Genus of flowering plants

Mascagnia is a genus in the Malpighiaceae, a family of about 75 genera of flowering plants in the order Malpighiales. The genus Mascagnia comprises about 45 species that occur in diverse habitats from northern Mexico and the Caribbean to northern Argentina and south-eastern Brazil.

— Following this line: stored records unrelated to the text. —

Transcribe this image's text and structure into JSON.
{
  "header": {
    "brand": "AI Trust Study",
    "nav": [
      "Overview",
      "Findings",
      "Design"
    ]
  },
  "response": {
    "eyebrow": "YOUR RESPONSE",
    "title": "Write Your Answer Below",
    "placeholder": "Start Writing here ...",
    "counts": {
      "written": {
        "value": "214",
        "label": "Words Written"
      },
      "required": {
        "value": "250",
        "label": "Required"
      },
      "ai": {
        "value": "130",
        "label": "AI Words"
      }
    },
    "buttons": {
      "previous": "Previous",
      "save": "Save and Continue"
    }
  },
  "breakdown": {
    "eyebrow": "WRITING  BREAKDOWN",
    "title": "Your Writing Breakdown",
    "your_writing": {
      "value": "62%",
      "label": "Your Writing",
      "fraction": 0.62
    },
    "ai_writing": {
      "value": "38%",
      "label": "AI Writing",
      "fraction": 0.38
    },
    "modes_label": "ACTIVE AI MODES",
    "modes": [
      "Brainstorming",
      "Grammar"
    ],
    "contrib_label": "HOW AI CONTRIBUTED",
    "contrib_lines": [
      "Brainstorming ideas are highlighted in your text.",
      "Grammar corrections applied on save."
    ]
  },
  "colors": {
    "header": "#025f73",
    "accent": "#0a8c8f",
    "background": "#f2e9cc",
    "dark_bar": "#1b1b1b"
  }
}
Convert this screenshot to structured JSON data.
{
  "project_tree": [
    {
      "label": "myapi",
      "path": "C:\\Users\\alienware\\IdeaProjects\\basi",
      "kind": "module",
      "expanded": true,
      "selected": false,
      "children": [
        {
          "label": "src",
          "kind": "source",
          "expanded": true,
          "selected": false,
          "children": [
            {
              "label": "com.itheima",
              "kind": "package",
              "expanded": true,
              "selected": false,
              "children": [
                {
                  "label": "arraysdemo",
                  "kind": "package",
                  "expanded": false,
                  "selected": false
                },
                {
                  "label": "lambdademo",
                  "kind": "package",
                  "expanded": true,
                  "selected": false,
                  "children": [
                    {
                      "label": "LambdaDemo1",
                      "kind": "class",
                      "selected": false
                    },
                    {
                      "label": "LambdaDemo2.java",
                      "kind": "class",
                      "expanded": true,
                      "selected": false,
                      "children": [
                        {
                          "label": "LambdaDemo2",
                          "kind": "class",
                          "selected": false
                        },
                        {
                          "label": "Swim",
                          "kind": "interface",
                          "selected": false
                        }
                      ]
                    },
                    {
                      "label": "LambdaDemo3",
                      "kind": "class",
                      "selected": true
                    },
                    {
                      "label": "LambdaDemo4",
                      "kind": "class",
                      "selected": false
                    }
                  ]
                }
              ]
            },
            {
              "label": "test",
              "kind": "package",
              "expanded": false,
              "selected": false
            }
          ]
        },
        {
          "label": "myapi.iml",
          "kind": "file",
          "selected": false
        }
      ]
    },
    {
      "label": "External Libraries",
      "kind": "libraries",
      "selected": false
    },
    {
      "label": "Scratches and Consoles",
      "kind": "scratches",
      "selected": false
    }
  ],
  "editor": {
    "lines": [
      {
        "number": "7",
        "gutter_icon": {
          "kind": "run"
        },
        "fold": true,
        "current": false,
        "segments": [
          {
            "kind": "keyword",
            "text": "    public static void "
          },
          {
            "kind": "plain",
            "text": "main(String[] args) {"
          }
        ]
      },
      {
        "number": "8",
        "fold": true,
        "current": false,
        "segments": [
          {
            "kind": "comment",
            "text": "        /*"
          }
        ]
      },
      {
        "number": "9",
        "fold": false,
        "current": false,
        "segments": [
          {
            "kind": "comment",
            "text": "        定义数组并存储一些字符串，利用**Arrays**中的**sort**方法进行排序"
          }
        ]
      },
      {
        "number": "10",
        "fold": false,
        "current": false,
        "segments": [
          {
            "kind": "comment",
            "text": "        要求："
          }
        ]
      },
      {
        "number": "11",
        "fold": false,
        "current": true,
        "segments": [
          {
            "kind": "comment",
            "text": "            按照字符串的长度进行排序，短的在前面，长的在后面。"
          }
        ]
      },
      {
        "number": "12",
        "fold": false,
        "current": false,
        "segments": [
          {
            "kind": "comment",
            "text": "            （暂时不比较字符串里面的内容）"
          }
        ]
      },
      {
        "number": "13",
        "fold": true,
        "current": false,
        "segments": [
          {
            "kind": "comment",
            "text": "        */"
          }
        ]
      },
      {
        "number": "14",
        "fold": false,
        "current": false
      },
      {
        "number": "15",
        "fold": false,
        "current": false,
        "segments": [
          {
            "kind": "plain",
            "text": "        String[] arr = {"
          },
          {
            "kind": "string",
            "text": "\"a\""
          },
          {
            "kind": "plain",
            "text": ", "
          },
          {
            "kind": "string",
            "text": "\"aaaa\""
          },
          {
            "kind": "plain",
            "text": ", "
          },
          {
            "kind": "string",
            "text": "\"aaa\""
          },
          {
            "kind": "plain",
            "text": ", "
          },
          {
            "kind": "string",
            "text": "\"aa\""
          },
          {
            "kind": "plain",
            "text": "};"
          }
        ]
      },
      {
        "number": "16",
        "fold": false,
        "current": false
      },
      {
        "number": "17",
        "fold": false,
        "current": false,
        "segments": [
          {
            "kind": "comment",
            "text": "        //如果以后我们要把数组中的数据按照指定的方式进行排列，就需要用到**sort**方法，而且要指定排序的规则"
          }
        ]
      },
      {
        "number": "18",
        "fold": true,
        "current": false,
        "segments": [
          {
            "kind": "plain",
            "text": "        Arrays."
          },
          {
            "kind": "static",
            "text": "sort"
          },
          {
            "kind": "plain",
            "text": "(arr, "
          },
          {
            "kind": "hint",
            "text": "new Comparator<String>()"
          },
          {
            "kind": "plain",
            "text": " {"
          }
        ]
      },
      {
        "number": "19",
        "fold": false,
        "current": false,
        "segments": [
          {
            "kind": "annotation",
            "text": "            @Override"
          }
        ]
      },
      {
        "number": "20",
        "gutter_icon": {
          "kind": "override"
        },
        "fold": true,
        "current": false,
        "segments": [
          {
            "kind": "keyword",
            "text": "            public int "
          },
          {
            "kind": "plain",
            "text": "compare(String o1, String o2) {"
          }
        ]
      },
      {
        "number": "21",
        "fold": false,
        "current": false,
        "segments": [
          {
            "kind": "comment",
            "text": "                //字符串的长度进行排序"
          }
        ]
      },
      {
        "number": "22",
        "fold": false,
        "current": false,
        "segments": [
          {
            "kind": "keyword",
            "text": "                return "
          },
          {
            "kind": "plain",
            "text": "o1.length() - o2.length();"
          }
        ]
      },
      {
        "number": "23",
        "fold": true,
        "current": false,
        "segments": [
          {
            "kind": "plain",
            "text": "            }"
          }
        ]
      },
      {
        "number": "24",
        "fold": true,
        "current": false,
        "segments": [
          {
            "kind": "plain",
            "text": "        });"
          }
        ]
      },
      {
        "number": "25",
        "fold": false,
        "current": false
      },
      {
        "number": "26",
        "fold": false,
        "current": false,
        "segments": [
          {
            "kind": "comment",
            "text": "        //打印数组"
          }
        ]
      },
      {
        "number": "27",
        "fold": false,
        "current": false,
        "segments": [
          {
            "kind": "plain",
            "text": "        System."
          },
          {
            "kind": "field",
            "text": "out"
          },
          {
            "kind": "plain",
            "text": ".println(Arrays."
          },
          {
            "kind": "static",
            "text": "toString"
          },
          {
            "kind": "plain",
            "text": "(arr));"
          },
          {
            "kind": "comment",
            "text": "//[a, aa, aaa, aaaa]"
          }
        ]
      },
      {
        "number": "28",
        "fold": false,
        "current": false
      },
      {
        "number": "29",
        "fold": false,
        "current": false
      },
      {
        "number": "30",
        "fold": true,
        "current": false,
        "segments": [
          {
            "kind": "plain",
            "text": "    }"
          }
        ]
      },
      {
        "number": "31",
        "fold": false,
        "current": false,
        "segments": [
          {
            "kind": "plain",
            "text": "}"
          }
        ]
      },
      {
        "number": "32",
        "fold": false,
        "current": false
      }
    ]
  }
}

Mascagnia in the traditional sense was a highly polyphyletic assemblage, a form-genus based on the lateral-winged samaras. Since the mid-1980s, morphological and molecular studies led to the removal of discordant elements, which were assigned to the genera Adelphia, Aenigmatanthera, Alicia, Amorimia, Calcicola, Callaeum, Carolus, Christianella, Malpighiodes, Niedenzuella, and Psychopterys. In addition, phylogenetic analyses showed that Triopterys is nested within Mascagnia. The species formerly assigned to Triopterys were transferred to Mascagnia, which is now a monophyletic genus.

The correct name for the species often called Mascagnia macroptera in the horticulture trade is Callaeum macropterum; the names are not interchangeable. Most of the plants sold in the US under the names Callaeum macropterum and Mascagnia macroptera are actually Callaeum septentrionale.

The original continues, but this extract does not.